Ja, so meint man das heute. Deshalb gibt es ja auch bei üblen Verkehrsverstößen eben Nachschulungen in den Fahrschulen. Und so gibt es auch etwa bei bestimmten Gesetzesverstößen vom Gericht Auflagen, soziale Arbeit abzuleisten, damit man gebessert wird. Oder entsprechend gibt es bei manchen Fehlern am Arbeitsplatz Supervision oder eine Schulung, ein „Coaching“, und dann sollte alles wieder laufen. Aber nun sind das doch alles keine Neuigkeiten. Diese Verfahren kennt man doch schon seit Menschengedenken! Und warum sollten nun derartige Verfahren über die Jahrtausende nicht haben helfen können, dass wir eines Sinnes, einmütig und einträchtig sind?

Aber vielleicht kann und muss uns diese Erfolglosigkeit unserer Bemühungen etwas ganz Anderes sagen: Denn könnte die Botschaft nicht sein, dass dadurch eindeutig offen gelegt wird, wie weit wir Menschen immer wieder von dem entfernt sind, was wir nach Gottes willen sein sollen und dürfen? Könnte darum die Botschaft nicht sein, mit was für einem gewaltigem Graben wir hier eigentlich zu tun haben? Wie harmlos ist dafür der traditionelle Ausdruck „Sünde“, an den wir uns doch einigermaßen gewöhnt haben und den wir vielleicht deshalb auch gar nicht mehr richtig ernst nehmen. Ja, offenbar sind es abgrundtiefe Unterschiede zu dem, was wir nach Gottes willen sein sollen und dürfen und dass wir Menschen immer noch und immer wieder Wegen finden, alles nach der eignen Nase zu machen und eifrig auf das Eigene zu sehen, und nicht auch auf das, was dem andern dient. Das scheint eben richtig zu uns zu gehören: Erster sein! Bester sein! Den größten Spaß haben! Das meiste Geld haben! Die größte Macht haben, am besten noch Macht über viele viele andere. Und das ist offenbar nicht nur Parole der heutigen Zeit, sondern genauso Parole in der Welt der ersten Christenheit! Unsere Historiker berichten, dass damals die Sittenlosigkeit und korrupte Verderbtheit aller Welt einfach maßlos war!

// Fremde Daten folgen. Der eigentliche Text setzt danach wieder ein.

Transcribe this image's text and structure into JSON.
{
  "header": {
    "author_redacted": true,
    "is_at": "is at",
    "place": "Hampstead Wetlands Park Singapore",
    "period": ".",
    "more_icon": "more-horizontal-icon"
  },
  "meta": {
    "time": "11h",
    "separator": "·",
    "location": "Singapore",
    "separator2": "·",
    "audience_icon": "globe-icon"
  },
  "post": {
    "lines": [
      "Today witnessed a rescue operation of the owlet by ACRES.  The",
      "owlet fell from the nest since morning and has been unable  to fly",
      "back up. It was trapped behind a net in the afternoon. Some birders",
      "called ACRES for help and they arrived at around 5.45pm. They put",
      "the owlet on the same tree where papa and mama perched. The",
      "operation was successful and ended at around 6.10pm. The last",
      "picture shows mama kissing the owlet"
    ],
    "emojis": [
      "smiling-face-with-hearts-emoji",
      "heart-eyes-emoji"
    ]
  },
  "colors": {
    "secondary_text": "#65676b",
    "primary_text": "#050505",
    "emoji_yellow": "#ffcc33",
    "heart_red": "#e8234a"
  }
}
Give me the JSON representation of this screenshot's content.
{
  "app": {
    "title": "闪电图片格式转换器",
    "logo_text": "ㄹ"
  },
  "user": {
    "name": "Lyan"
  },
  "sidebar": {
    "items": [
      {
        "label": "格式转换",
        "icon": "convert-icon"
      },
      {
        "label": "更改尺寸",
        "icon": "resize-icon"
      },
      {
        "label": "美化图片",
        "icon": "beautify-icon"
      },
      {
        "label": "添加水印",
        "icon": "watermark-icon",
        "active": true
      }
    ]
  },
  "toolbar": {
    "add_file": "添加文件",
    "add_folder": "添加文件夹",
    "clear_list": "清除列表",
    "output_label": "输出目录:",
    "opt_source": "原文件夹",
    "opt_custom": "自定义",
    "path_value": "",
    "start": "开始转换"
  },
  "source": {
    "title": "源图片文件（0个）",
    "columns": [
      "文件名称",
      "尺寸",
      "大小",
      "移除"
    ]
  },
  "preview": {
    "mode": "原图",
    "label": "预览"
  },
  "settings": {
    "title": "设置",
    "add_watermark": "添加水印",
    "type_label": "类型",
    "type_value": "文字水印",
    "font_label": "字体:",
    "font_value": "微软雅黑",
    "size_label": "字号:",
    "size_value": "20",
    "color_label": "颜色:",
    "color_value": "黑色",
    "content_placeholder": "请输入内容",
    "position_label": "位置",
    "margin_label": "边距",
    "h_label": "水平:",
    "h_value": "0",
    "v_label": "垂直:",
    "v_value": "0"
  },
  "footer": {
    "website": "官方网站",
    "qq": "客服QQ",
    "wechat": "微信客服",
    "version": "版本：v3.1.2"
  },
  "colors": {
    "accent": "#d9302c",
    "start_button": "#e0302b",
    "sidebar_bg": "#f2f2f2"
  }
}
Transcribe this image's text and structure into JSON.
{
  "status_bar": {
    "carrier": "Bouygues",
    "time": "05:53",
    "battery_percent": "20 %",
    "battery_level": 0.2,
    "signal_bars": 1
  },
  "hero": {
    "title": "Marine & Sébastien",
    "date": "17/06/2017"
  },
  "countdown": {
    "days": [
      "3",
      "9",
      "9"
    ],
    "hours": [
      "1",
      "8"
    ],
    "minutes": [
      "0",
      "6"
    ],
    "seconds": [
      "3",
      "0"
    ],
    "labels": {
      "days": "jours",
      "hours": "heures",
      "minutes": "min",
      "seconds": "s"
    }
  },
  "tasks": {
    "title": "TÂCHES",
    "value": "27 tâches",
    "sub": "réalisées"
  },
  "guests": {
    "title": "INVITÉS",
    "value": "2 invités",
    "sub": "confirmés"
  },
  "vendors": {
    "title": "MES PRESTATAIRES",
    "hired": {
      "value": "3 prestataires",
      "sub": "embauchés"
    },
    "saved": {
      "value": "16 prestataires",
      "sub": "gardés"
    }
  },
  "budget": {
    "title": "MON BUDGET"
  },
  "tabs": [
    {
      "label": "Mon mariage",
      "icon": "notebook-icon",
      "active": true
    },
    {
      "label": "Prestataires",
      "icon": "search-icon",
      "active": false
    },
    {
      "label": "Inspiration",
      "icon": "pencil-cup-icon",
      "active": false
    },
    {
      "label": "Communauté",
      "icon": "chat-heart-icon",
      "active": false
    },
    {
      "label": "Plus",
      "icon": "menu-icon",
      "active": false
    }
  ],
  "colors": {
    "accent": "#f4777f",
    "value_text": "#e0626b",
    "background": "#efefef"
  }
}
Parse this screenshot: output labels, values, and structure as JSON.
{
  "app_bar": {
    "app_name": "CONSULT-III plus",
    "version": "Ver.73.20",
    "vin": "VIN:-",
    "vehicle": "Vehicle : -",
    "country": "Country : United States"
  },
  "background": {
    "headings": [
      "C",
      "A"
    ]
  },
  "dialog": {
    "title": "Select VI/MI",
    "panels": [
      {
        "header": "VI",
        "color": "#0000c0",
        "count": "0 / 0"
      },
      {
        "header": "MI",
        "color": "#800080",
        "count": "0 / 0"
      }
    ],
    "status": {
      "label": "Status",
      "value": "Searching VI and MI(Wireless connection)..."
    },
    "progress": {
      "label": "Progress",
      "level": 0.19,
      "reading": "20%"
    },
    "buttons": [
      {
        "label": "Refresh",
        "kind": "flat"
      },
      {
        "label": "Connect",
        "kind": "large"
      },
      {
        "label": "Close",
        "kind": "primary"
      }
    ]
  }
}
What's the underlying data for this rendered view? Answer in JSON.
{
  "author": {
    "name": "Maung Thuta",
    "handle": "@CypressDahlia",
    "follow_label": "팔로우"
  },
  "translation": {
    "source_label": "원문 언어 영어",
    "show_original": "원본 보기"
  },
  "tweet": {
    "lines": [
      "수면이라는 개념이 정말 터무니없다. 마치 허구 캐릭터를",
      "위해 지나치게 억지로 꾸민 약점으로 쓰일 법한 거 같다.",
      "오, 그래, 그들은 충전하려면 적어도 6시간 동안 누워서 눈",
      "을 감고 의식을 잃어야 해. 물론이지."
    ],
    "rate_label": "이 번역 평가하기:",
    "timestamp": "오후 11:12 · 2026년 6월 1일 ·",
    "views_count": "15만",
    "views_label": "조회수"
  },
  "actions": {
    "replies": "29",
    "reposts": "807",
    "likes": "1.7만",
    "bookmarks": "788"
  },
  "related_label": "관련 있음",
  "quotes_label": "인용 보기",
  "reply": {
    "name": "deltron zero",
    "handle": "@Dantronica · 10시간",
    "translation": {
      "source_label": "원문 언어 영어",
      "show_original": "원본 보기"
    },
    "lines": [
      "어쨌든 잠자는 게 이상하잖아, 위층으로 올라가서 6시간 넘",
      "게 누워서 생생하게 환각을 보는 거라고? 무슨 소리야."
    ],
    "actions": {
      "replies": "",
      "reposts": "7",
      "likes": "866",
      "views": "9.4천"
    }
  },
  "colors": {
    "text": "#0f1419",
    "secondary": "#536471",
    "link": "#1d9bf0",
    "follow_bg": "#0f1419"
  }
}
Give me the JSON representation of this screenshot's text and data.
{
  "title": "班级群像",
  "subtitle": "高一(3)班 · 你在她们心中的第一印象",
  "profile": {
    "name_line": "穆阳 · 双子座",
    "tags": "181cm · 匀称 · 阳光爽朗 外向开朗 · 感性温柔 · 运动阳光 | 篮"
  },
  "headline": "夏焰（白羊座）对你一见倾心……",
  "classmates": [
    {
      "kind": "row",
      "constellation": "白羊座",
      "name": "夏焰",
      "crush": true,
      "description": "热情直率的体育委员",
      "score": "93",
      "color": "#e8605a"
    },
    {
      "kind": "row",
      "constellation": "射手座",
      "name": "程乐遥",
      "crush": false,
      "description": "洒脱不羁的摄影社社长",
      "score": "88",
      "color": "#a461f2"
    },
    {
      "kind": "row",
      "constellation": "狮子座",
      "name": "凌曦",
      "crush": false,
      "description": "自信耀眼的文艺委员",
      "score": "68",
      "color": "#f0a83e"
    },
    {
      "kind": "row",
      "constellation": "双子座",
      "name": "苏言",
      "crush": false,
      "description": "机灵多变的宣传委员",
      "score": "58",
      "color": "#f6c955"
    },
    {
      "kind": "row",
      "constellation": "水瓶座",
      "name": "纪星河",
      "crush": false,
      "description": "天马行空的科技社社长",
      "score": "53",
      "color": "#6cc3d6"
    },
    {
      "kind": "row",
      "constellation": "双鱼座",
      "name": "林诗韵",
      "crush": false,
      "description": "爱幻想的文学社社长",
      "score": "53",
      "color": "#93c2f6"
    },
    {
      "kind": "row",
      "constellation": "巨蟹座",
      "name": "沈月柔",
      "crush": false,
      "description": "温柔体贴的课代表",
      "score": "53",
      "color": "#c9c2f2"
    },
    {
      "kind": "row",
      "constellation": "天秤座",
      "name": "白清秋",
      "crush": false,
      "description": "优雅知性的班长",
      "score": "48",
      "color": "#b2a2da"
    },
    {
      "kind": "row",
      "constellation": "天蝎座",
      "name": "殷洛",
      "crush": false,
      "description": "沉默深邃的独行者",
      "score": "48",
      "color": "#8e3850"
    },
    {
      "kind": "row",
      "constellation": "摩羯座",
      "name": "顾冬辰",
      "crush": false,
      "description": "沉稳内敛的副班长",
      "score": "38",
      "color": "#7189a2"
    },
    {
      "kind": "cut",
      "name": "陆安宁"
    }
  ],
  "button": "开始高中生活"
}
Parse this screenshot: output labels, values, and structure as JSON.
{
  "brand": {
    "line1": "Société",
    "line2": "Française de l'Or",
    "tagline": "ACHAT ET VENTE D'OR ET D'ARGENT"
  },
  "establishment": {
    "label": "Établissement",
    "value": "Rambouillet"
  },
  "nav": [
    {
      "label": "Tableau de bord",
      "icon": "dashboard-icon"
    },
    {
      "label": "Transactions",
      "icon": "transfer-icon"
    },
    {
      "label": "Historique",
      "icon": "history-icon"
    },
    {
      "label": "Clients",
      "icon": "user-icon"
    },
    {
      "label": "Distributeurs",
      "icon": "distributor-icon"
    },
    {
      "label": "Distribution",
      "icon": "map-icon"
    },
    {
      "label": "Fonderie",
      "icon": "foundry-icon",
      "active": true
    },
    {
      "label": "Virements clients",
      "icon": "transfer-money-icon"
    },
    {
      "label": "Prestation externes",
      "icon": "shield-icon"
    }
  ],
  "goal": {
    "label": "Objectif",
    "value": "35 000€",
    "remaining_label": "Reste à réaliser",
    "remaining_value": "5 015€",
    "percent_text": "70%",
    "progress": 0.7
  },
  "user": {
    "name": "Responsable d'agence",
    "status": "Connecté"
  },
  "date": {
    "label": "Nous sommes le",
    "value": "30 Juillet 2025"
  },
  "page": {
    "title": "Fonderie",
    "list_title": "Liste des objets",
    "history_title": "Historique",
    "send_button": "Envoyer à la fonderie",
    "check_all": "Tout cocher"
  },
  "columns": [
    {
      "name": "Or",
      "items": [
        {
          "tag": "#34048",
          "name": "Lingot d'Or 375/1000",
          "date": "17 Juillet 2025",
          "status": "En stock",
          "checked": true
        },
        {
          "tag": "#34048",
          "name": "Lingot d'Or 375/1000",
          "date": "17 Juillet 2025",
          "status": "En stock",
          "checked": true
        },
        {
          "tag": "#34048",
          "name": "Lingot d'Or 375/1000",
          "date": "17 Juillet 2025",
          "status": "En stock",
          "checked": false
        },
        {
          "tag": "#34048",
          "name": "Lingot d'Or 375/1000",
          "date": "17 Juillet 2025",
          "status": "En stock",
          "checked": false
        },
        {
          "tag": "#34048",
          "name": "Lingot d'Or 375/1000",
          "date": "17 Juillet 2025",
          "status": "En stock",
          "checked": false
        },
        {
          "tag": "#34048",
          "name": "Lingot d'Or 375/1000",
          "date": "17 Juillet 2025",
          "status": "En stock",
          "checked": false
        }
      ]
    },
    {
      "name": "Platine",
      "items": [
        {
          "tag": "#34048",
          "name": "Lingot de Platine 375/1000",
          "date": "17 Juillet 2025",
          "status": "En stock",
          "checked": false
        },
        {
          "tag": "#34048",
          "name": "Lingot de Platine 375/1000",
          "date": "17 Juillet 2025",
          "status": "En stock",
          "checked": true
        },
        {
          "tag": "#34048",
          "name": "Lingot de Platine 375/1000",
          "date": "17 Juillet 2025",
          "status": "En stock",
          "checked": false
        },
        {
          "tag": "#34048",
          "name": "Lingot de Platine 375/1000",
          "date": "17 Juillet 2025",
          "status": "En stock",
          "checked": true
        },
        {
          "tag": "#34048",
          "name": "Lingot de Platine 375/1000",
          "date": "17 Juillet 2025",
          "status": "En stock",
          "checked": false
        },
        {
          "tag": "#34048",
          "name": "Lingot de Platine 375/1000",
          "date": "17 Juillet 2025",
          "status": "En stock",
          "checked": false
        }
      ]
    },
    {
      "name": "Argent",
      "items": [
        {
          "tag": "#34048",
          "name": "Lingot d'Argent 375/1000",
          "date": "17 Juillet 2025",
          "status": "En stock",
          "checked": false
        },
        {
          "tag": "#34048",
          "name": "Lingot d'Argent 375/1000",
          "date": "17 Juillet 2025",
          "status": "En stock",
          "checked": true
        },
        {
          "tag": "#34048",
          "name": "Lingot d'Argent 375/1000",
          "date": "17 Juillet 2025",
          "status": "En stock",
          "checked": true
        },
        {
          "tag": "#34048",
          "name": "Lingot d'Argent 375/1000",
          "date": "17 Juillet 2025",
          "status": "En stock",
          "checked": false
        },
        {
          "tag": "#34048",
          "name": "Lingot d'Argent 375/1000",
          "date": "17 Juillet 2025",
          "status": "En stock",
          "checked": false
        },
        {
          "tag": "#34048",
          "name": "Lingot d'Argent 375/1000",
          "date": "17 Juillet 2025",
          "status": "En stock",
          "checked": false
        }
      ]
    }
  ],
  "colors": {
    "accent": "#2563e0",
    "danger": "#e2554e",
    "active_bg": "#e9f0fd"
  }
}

Kein Wunder, dass dieses Übel auch mit Macht vor der Tür der ersten Gemeinden stand und in sie hineindrängen wollte. Im Neuen Testament wird ja nicht nur von Judas berichtet, sondern auch von Simon Magus, Hannanias und Saphira und noch von manchen mehr, bei denen dieses Übel sich dann doch Eingang erzwungen hatte. Aber warum konnte die damalige Umwelt die ersten Gemeinden insgesamt dennoch als ganz anders und ganz besonders wahrnehmen? Warum konnte es dann doch passieren, dass es für die meisten ersten Christen mit einem Male nicht mehr darauf ankam, Erster und Bester zu sein, den größten Spaß, das meiste Geld und die größte Macht auf dieser Welt haben zu wollen?

Achtung, die entscheidende Betonung liegt auf der Ortsbestimmung „auf dieser Welt“. Wenn ich eben durch die Worte Jesu lebendig habe erfahren dürfen, dass sein Reich nicht von dieser Welt ist; wenn ich durch den Lebensweg Jesu wirklich begriffen haben durfte, dass auch mein Lebensweg, weil ich doch zu ihm gehöre, nicht auf dieser Welt vollendet wird, sondern im Reich Gottes; wenn mir durch die Auferstehung Jesu endlich hat klar werden können, dass alle Mächte und Gewalten dieser Welt nur vorübergehend und vorläufig sind, und ich aber bis auf alle Ewigkeit zu Christus in seiner Lebenswelt gehöre, warum sollte ich dann auf dieser Welt nicht anderen in Demut den Vortritt lassen können? Warum sollte ich dann etwas aus Eigennutz oder um eitler Ehre willen tun? Das wäre doch vollkommen widersinnig!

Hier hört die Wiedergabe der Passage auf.